A second concern is that using interviews as a single data source negatively impacts the quality of the results. The argument against using a single data source is that doing so cannot render the rigour reassurance that comes from triangulating across various types of data sources and obtaining convergent findings (Jick 1979). However, a similar reassurance can be obtained from having multiple informants, comparing their accounts and arriving at convergence of findings in this way, a variant known in the literature as source triangulation (Denzin 1970). That was the path I followed in this study.

In the context of small businesses, opting for a multiple-informant design is analogous to having a multiple case study design (Yin 2009), since each informant can arguably speak for only one company and most companies will not have more than one knowledgeable informant, usually the business owner. In these designs, it is recommended that

researchers follow a sampling strategy based on theoretical replication, and attempt a number of four to ten cases (Eisenhardt 1989; Yin 2009). Yet, theoretical sampling strategies presuppose a level of knowledge about the sites which is not necessarily achievable ex-ante when the research sites are small businesses. Specifically, seemingly relevant sampling criteria for this study, such as individual IT knowledge background or

criticality of the event, cannot be known before the interview.

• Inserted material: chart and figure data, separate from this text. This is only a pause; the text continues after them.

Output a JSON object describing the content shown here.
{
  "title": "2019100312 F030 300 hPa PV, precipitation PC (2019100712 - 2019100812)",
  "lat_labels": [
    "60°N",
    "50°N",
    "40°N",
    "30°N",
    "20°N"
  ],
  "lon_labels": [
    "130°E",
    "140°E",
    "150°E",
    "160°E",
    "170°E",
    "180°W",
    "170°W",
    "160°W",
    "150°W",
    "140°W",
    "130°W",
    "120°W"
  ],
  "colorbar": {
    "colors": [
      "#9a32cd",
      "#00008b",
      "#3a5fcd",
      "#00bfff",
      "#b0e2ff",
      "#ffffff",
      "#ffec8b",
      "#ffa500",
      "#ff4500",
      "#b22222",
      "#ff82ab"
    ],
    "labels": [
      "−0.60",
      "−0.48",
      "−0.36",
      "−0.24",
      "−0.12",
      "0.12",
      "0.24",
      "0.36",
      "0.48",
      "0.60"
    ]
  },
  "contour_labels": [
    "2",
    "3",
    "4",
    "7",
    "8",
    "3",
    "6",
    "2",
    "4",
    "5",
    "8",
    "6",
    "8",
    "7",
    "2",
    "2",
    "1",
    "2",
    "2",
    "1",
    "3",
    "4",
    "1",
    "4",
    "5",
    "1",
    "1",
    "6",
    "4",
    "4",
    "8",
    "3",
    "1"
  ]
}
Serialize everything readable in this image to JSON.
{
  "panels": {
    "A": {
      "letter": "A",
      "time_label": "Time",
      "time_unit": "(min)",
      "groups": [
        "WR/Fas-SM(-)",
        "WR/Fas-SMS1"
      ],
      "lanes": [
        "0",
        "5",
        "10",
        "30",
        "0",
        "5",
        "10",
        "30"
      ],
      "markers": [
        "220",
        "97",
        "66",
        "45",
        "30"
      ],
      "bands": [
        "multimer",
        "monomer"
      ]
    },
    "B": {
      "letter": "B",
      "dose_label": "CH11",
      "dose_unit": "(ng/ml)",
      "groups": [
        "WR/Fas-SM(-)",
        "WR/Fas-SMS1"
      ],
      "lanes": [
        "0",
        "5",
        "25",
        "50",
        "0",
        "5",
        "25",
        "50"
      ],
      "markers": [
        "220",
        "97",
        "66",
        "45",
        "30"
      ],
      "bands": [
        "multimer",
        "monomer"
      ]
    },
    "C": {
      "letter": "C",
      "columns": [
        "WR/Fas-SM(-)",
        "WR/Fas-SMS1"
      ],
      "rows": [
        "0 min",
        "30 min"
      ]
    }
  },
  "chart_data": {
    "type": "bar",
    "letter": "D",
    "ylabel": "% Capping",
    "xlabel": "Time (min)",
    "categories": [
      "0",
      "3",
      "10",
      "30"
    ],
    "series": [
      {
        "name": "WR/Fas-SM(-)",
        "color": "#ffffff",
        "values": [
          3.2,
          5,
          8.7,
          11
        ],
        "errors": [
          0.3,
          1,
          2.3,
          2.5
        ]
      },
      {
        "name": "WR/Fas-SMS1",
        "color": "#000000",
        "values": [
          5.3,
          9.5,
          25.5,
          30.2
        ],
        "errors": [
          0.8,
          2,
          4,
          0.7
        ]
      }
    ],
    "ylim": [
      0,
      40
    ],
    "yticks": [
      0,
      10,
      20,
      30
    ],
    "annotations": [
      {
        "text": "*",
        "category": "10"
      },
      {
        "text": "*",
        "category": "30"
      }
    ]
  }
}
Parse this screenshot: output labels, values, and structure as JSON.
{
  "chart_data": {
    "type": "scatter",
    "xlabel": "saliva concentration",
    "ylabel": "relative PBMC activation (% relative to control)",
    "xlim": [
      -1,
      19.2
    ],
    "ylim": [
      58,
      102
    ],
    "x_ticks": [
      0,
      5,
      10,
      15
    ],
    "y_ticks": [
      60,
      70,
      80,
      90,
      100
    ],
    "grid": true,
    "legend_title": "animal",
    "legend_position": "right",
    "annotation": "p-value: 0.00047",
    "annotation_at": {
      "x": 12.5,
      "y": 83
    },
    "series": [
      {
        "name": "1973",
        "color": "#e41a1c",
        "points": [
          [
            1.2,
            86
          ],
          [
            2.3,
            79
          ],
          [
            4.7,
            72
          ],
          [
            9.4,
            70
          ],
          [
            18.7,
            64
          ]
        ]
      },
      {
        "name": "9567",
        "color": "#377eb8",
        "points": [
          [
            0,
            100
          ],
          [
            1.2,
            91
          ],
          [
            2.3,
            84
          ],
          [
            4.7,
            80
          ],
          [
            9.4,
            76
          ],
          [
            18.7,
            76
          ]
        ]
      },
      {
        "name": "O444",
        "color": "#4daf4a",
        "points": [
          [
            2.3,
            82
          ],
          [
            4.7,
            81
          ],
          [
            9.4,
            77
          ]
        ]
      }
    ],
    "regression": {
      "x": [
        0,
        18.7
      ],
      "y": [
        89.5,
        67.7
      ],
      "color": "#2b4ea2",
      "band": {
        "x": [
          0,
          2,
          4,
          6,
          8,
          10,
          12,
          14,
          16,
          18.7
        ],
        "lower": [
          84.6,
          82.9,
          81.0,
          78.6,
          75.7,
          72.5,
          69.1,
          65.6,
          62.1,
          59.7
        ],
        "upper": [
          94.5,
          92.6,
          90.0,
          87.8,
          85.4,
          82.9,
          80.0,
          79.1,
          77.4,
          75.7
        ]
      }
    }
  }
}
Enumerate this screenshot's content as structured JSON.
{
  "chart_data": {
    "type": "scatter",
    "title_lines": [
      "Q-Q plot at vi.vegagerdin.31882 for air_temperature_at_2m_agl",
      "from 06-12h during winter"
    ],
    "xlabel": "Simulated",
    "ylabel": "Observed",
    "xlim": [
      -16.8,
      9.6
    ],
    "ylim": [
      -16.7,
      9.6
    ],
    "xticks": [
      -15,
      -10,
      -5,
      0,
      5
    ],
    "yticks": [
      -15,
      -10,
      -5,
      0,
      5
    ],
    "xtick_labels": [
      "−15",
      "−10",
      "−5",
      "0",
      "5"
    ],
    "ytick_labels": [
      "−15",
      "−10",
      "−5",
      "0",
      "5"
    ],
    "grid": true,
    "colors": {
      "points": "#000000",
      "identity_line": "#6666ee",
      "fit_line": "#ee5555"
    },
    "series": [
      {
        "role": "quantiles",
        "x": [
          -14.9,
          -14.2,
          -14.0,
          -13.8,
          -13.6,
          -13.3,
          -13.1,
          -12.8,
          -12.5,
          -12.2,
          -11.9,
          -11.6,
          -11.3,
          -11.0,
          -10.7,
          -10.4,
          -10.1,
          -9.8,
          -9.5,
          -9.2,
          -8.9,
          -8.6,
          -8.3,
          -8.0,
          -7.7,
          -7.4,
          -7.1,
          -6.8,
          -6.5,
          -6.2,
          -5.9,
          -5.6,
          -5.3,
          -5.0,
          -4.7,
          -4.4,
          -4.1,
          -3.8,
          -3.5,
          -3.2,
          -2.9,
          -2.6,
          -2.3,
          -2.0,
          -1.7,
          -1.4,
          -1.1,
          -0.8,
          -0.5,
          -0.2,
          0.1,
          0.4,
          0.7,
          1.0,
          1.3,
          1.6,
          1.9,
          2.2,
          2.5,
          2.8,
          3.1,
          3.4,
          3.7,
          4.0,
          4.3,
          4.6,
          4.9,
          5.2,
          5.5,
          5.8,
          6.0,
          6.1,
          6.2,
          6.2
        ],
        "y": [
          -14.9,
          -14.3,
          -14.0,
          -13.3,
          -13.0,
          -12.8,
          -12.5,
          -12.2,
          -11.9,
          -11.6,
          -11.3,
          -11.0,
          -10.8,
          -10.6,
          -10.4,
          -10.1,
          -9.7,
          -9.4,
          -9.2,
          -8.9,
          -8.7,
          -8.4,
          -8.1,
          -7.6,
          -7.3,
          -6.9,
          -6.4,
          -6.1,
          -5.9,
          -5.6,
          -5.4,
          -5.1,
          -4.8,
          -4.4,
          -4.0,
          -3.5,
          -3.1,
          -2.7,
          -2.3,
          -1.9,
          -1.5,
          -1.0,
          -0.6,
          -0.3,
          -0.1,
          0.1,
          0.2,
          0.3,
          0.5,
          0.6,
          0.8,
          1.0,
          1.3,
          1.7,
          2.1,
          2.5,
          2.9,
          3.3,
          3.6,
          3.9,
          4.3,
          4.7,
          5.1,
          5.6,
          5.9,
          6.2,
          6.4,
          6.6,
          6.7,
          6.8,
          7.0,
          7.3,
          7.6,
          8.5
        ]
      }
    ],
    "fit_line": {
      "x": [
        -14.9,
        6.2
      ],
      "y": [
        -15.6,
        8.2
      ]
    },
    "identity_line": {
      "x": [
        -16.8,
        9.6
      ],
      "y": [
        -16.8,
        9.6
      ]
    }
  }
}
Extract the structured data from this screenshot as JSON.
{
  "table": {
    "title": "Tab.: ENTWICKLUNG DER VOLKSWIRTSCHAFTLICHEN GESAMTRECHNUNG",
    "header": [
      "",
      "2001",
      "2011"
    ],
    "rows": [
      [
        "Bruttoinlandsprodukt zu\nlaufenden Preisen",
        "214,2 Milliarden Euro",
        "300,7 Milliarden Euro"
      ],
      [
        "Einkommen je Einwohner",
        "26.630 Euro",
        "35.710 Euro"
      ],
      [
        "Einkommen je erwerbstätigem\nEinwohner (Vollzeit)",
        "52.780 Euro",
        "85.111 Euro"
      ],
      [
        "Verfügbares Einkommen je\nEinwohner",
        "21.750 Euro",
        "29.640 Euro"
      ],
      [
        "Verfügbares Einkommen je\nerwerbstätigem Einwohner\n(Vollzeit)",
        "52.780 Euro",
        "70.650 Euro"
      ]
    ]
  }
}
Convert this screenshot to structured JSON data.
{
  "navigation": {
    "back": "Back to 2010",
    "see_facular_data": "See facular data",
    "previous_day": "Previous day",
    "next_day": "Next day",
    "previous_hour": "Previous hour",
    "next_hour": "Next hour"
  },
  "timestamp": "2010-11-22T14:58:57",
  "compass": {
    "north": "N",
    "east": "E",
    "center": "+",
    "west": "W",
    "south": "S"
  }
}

I decided to use a larger, diverse sample in terms of owners’ demographics and business characteristics, in order to facilitate replication and extension via comparative analysis, in spite of the limited knowledge I had of the cases at the moment they were included in the sample. A larger sample could also strengthen source triangulation, as explained above.

Finally, the choice of a longitudinal design is explained by my interest in looking into the processual aspects of IT encountering, which demands empirical attention to the

unfolding of events over time (Langley 1999; Langley et al. 2013; Newman and Robey 1992).